In a country that has achieved UHC, women and their partners who want to use family planning should have access to a range of affordable family planning methods across a range of providers. However, many countries still have a long way to go before achieving UHC, and family planning may not be considered by key stakeholders when designing, introducing, or scaling up UHC schemes. Therefore, champions need to reinforce the importance of family planning links to broader UHC reforms in a country and advocate for it being included in the design and implementation of these reforms. The three dimensions of UHC (Figure 1) offer a useful framework for assessing how well a country is including family planning in UHC schemes:
Who is covered? Certain segments of a population, such as the poor, youth, or indigenous groups may face greater barriers than others in accessing family planning services but are also not sufficiently included in efforts to expand access to services. For instance, an insurance scheme may cover the full cost of family planning services, but if certain populations are largely uninsured, they will not benefit. Further, nonfinancial barriers to access, such as sociocultural norms that limit women’s autonomy in reproductive health decision making, may need to be addressed in order to reduce inequities in access and effectively reach more women and their partners with family planning services.

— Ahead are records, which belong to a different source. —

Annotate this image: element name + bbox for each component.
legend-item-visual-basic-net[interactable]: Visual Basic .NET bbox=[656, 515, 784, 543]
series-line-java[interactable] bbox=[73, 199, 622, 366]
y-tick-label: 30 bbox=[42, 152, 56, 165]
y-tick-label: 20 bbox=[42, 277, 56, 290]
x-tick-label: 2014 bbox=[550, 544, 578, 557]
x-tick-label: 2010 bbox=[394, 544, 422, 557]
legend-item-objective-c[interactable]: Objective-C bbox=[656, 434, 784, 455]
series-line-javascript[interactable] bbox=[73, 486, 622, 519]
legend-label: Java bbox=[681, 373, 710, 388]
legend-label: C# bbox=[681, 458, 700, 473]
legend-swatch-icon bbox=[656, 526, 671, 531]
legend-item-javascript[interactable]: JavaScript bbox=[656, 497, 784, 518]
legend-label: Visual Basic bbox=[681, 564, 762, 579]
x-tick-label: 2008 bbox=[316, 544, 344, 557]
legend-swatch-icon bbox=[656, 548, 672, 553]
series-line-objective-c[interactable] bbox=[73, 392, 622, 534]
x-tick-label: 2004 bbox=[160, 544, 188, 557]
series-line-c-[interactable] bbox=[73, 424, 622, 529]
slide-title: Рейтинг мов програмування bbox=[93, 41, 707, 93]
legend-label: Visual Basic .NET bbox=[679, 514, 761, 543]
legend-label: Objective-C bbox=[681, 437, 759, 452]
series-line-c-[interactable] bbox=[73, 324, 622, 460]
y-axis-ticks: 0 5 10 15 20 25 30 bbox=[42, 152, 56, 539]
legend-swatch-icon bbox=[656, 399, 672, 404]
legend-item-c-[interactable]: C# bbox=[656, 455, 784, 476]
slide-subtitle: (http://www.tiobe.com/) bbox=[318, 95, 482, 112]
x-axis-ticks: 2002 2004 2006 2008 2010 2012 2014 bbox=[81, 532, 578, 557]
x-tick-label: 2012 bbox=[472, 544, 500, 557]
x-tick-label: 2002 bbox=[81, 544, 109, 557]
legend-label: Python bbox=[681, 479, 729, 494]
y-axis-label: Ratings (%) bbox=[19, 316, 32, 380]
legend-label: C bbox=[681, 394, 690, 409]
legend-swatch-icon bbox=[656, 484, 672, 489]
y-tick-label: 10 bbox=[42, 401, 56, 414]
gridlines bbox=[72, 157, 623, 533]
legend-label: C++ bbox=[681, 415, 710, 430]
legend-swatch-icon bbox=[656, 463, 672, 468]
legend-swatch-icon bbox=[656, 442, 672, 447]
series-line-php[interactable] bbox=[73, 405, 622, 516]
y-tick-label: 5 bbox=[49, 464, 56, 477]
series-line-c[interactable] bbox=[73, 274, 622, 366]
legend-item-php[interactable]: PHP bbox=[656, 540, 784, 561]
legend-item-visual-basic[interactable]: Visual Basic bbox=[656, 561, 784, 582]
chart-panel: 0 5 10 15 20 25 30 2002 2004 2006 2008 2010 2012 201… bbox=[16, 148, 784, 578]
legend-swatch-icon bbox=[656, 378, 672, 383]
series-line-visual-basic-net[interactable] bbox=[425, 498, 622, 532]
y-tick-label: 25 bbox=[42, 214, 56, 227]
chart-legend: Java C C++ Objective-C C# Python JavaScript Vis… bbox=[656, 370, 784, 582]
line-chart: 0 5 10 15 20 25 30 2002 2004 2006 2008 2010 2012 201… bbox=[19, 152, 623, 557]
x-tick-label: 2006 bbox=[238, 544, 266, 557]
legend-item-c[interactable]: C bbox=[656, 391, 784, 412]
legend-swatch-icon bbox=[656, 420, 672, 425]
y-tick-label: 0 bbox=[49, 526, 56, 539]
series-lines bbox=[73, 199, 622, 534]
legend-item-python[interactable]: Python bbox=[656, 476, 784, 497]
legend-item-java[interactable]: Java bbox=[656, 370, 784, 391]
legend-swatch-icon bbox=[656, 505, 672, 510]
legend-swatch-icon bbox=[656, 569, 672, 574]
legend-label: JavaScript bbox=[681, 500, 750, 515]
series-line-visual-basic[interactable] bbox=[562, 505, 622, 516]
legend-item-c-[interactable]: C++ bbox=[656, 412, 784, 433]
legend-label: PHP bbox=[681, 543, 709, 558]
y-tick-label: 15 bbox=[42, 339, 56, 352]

What services are covered? Family planning providers may offer a limited set of methods due to lack of supplies, inadequately trained providers, and other barriers. These constraints can result in limited method choice. In order to expand the types of family planning services available at an affordable price, financing for UHC—including government budgeting for health, benefits packages, performance-based financing, and contracting with private providers—needs to include a diverse set of family planning methods and services.
What proportion of the costs is covered? Many countries provide family planning commodities in public facilities free of charge, which may promote uptake of family planning services. However, some women may not be able to afford other costs associated with accessing family planning services, such as transportation or the user fee for consulting a provider. Initiatives such as voucher programs could help subsidize these costs. UHC reforms should also consider who has the ability and willingness to pay for family planning services, which will allow targeting of limited financial resources to those most in need.

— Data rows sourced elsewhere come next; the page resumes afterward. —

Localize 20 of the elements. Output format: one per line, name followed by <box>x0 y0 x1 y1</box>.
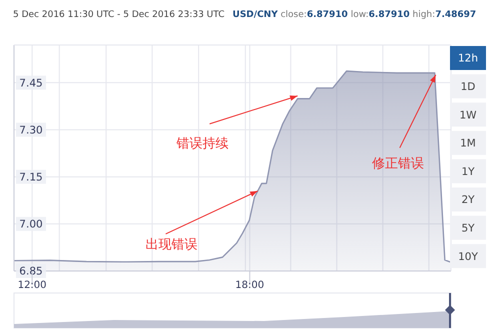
range-button[interactable]: 1D <box>450 74 486 98</box>
y-tick-label: 7.00 <box>19 218 43 231</box>
range-button[interactable]: 1Y <box>450 159 486 184</box>
annotation: 修正错误 <box>372 156 424 172</box>
x-tick-label: 18:00 <box>235 280 264 291</box>
y-tick-label: 7.30 <box>19 124 43 136</box>
range-button[interactable]: 1M <box>450 130 486 155</box>
y-tick-label: 7.15 <box>19 172 43 184</box>
range-button[interactable]: 1W <box>450 102 486 127</box>
text: USD/CNY close:6.87910 low:6.87910 high:7.48697 <box>232 10 476 20</box>
y-tick-label: 7.45 <box>19 77 43 90</box>
range-button[interactable]: 2Y <box>450 188 486 212</box>
annotation: 错误持续 <box>176 136 229 152</box>
chart-title: 5 Dec 2016 11:30 UTC - 5 Dec 2016 23:33 UTC <box>13 10 225 20</box>
x-tick-label: 12:00 <box>18 280 47 291</box>
range-button[interactable]: 12h <box>450 46 486 70</box>
range-button[interactable]: 10Y <box>450 244 486 268</box>
y-tick-label: 6.85 <box>19 266 43 278</box>
range-button[interactable]: 5Y <box>450 216 486 240</box>
annotation: 出现错误 <box>146 238 198 253</box>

Examples of Consideration of Family Planning in UHC Schemes
Ghana launched its National Health Insurance Scheme (NHIS) in 2003. It is one of the most ambitious UHC-oriented schemes in Africa. While NHIS has resulted in rapid health insurance enrollment and increased utilization of antenatal and delivery care, it only covers about 40 percent of the population and caters to wealthier populations through its flat-rate premiums. Thus, the financial sustainability of the scheme continues to pose a challenge. Further, NHIS does not cover family planning methods in its benefits package, which means that insured women and their partners must pay out of pocket to access family planning services. However, lessons learned in designing and implementing NHIS can be applied to other countries considering their options for reaching UHC. One such lesson is the need for early engagement and concerted advocacy by family planning stakeholders with the ministry of health, parliament, health insurance authorities, and others to ensure inclusion of family planning in the design of UHC schemes.
In contrast, Indonesia has included family planning in the benefits package of its national health insurance scheme, Jaminan Kesehatan Nasional (JKN), since its inception in 2014. Family planning counseling, methods, and management of side effects are all covered in the benefits package. Still, challenges remain, as many women, including poor women, are not covered by JKN and may pay out of pocket for family planning services. Of the 13.5 million family planning users in the bottom wealth quintile, less than 60 percent are covered by JKN. The government is working with partners to address these issues and scale up coverage.